Though Talking Heads came out of the 70s punk scene in New York they were anything but slash and burn Sex Pistols types. From the beginning there was something different about them. Unlike a lot of punk-rock types David Byrne looked like he couldn't fight his way out of a paper bag and probably spent his Sunday's at the library. For some reason though the contradictory image worked to Talking Heads advantage as a lot of people who appreciated punks desire to wipe the slate clean but couldn't embrace its "any day's a good day to overdose" ethos found refuge in the band's somewhat nerdy public image and experimental musicality.

By the time of the release of 1983's "Speaking in Tongues" Talking Heads had become firmly established as America's favorite alternative band.
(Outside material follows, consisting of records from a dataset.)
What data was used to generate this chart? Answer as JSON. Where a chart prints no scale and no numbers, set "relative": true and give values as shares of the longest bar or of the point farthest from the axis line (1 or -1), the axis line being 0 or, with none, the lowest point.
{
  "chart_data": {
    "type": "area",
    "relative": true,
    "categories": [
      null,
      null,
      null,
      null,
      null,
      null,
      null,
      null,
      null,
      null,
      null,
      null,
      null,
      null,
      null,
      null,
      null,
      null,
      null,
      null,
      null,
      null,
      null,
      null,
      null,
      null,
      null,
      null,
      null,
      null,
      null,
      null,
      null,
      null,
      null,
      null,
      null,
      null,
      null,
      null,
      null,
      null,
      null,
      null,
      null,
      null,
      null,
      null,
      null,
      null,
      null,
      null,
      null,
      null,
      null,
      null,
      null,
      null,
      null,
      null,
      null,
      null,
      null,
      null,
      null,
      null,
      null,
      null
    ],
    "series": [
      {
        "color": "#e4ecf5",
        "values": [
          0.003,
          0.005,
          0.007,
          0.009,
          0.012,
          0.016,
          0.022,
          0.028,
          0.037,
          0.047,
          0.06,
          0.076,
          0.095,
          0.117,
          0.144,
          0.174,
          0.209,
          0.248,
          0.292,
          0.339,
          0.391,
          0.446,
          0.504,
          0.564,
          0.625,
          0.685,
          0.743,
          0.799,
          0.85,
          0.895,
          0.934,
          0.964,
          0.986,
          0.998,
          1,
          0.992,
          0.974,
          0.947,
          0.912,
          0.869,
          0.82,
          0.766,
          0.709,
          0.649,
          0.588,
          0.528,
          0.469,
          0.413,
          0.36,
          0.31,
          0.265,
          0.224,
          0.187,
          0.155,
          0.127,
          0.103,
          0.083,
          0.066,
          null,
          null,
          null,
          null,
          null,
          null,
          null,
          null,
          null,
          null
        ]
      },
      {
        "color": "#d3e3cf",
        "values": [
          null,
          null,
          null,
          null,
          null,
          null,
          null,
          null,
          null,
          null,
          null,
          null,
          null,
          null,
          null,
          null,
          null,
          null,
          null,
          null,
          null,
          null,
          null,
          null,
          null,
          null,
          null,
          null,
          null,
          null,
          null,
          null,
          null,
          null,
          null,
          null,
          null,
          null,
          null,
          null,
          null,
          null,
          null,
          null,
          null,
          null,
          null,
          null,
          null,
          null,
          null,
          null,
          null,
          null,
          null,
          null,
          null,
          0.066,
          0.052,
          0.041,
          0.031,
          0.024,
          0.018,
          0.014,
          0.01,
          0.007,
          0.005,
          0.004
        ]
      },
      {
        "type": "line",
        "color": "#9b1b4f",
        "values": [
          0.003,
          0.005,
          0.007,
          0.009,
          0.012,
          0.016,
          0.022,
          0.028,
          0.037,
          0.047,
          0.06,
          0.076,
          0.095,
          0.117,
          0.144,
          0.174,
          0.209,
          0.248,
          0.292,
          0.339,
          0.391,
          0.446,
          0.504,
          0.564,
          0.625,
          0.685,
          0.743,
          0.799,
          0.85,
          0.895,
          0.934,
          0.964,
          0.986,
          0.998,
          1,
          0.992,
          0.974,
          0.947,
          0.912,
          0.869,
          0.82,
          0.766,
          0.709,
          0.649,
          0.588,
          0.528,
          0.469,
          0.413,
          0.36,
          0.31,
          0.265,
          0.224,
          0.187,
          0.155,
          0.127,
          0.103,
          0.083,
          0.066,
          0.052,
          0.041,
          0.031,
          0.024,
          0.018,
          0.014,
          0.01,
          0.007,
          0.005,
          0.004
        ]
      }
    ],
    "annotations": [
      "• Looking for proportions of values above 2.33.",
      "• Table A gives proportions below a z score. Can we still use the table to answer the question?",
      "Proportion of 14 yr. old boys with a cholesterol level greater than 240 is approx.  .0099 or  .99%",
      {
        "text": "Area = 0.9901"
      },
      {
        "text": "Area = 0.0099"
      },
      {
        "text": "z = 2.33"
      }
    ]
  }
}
If you were in college at the time owning several Talking Heads albums was practically required. Still, they lacked that breakthrough hit that would deliver them the mountaintop. That situation finally changed with the release of the single "Burning Down the House". The song, buttressed by an appropriately quirky video in heavy rotation on MTV, reached the top 10 in both the US and Canada. The song evolved from a studio jam which, when it reached a satisfactory point, was given over to Byrne to write lyrics for. He employed the tactic of finding phrasal rhythms that matched the song's structure and then finding words that fit the phrasing. The result is a song that is hard to pin down. What exactly is it about? There is no 'subject' really. It's about music, kind of like the way that dreaming is about life.